If money is the only consideration, then forget New York (or any other team). All the King's suitors and all their men can't offer more money than the Cavaliers because of NBA salary restrictions. This is not a George Steinbrenner and the Yankees kind of thing here, where the fattest wallet gets you the prized goose. The Knicks have no choice but to offer less than the Cavs, so in the monetary sweepstakes, picking Cleveland is a no brainer for LeBron. But are there other considerations?

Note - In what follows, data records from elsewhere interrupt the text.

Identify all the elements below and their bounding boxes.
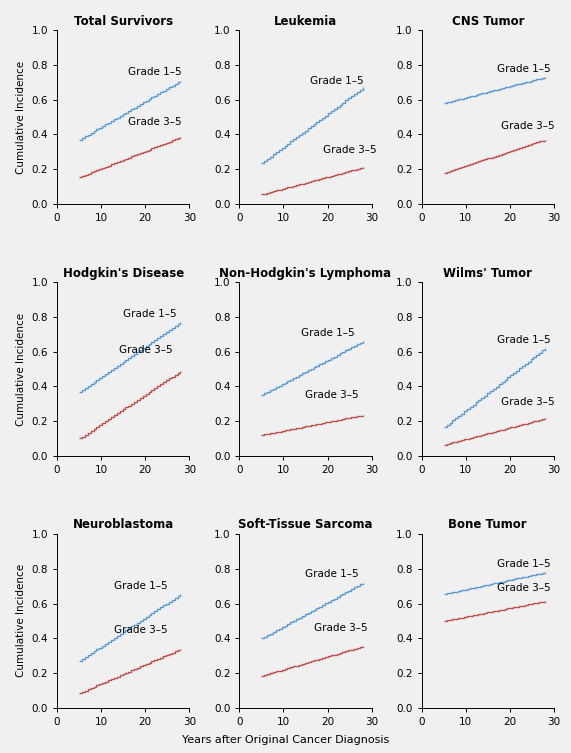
Text: Grade 1–5: Grade 1–5 <box>497 559 550 569</box>
Y-axis label: Cumulative Incidence: Cumulative Incidence <box>16 312 26 425</box>
Y-axis label: Cumulative Incidence: Cumulative Incidence <box>16 60 26 174</box>
Text: Grade 1–5: Grade 1–5 <box>305 569 359 579</box>
Text: Years after Original Cancer Diagnosis: Years after Original Cancer Diagnosis <box>182 736 389 745</box>
Text: Grade 3–5: Grade 3–5 <box>127 117 181 127</box>
Text: Grade 1–5: Grade 1–5 <box>114 581 168 591</box>
Title: Soft-Tissue Sarcoma: Soft-Tissue Sarcoma <box>238 519 373 532</box>
Text: Grade 3–5: Grade 3–5 <box>501 121 554 131</box>
Title: CNS Tumor: CNS Tumor <box>452 14 524 28</box>
Text: Grade 1–5: Grade 1–5 <box>310 76 364 86</box>
Title: Non-Hodgkin's Lymphoma: Non-Hodgkin's Lymphoma <box>219 267 392 279</box>
Text: Grade 3–5: Grade 3–5 <box>314 623 368 633</box>
Text: Grade 1–5: Grade 1–5 <box>127 67 181 77</box>
Text: Grade 3–5: Grade 3–5 <box>114 625 168 635</box>
Text: Grade 3–5: Grade 3–5 <box>305 390 359 401</box>
Text: Grade 1–5: Grade 1–5 <box>123 309 177 319</box>
Title: Leukemia: Leukemia <box>274 14 337 28</box>
Title: Wilms' Tumor: Wilms' Tumor <box>443 267 532 279</box>
Text: Grade 1–5: Grade 1–5 <box>497 63 550 74</box>
Text: Grade 1–5: Grade 1–5 <box>497 334 550 345</box>
Title: Bone Tumor: Bone Tumor <box>448 519 527 532</box>
Text: Grade 3–5: Grade 3–5 <box>323 145 377 155</box>
Title: Neuroblastoma: Neuroblastoma <box>73 519 174 532</box>
Y-axis label: Cumulative Incidence: Cumulative Incidence <box>16 564 26 678</box>
Title: Hodgkin's Disease: Hodgkin's Disease <box>63 267 184 279</box>
Text: Grade 3–5: Grade 3–5 <box>501 397 554 407</box>
Text: Grade 3–5: Grade 3–5 <box>119 345 172 355</box>
Text: Grade 3–5: Grade 3–5 <box>497 583 550 593</box>
Title: Total Survivors: Total Survivors <box>74 14 172 28</box>
Text: Grade 1–5: Grade 1–5 <box>301 328 355 337</box>
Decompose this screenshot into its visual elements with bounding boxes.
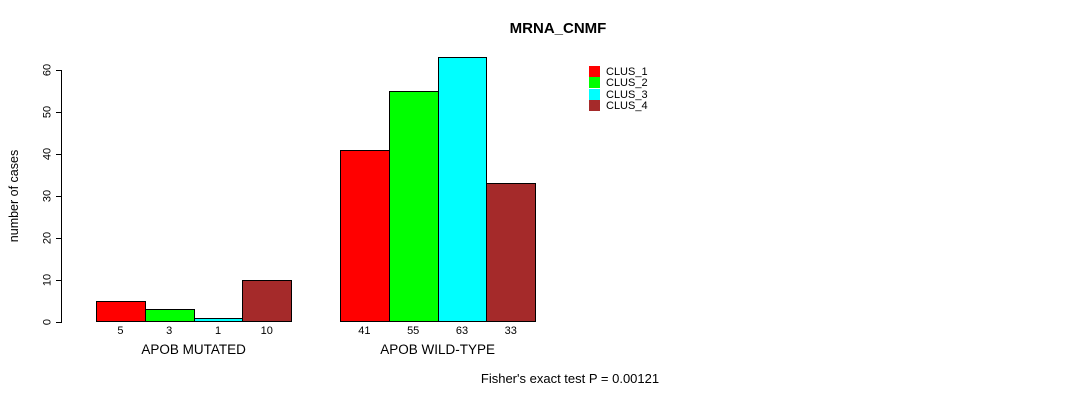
bar (388, 91, 439, 322)
y-tick-label: 20 (41, 231, 54, 245)
y-axis-tick (56, 195, 61, 197)
y-tick-label: 50 (41, 105, 54, 119)
y-axis-line (61, 70, 62, 323)
bar-value-label: 33 (504, 325, 517, 337)
chart-title: MRNA_CNMF (509, 20, 607, 37)
y-axis-tick (56, 153, 61, 155)
bar (96, 301, 146, 322)
y-tick-label: 60 (41, 63, 54, 77)
y-axis-tick (56, 69, 61, 71)
legend-swatch (589, 77, 600, 89)
bar-value-label: 55 (407, 325, 420, 337)
y-tick-label: 40 (41, 147, 54, 161)
legend-swatch (589, 88, 600, 100)
legend-label: CLUS_2 (606, 77, 648, 90)
legend-swatch (589, 99, 600, 111)
x-category-label: APOB MUTATED (141, 342, 246, 357)
bar-value-label: 3 (166, 325, 173, 337)
bar (340, 149, 390, 322)
y-axis-tick (56, 321, 61, 323)
y-axis-tick (56, 237, 61, 239)
bar-value-label: 63 (455, 325, 469, 337)
bar (242, 280, 293, 322)
bar-value-label: 10 (260, 325, 273, 337)
y-tick-label: 30 (41, 189, 54, 203)
bar-value-label: 41 (358, 325, 371, 337)
bar-value-label: 1 (214, 325, 222, 337)
bar-value-label: 5 (117, 325, 124, 337)
stat-annotation: Fisher's exact test P = 0.00121 (480, 371, 660, 386)
bar (486, 183, 537, 322)
bar (193, 317, 244, 322)
x-category-label: APOB WILD-TYPE (380, 342, 495, 357)
y-axis-tick (56, 111, 61, 113)
legend-label: CLUS_4 (606, 99, 648, 112)
bar (437, 57, 488, 322)
legend-label: CLUS_3 (606, 88, 648, 101)
legend-label: CLUS_1 (606, 66, 648, 78)
bar (144, 309, 195, 322)
y-tick-label: 10 (41, 273, 54, 287)
y-axis-tick (56, 279, 61, 281)
legend-swatch (589, 66, 600, 77)
y-tick-label: 0 (41, 318, 54, 326)
y-axis-label: number of cases (6, 149, 21, 243)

There's no doubt Dolan and Jay-Z brought in the heavy artillery, showing how wonderful old New York can be. I'm sure they promised that all the benefits of New York, including all the endorsements in the world, will come in his window. No matter how much the King loves Cleveland, to paraphrase a Groucho Marx line, "Love goes out the door when money comes in the window." Still, James should think awfully hard about this possible marriage with a fickle gal, and New York has not been exactly kind to her past suitors either.
I can think of many sports players who came to New York and thought they could "handle" or "tame" her. Even the biggest guys, like Reggie Jackson know what New York can do for you. But she is a tough gal who sucks the life out of you, spits you out when she's done, and then leaves you for her next conquest. Ask A-Rod about that one; even after all this time he has had an uneasy marriage with the place. Is there any question that his stats (and his personal life) would have been better if he had signed elsewhere?
My advice to King James is this: click your ruby sneakers together three times, keep saying, "There's no place like home," and when you wake up, you will have all the money you want and peace of mind too. You'll tell Byron Scott (the Cavs' new coach), "I had a terrible nightmare." He'll pat you on the shoulder and say, "It's all over now. It was only a dream."
Yes, if things go the way they should, it will have been only a dream for Jay-Z, Dolan, and all the New Yorkers who wanted King James in their court. My fellow city dwellers need to face the truth: we can love our New York with all our hearts, but she is a tough cookie and isn't so good at loving you back all the time.
Now that you know the truth, King James, you know what to do.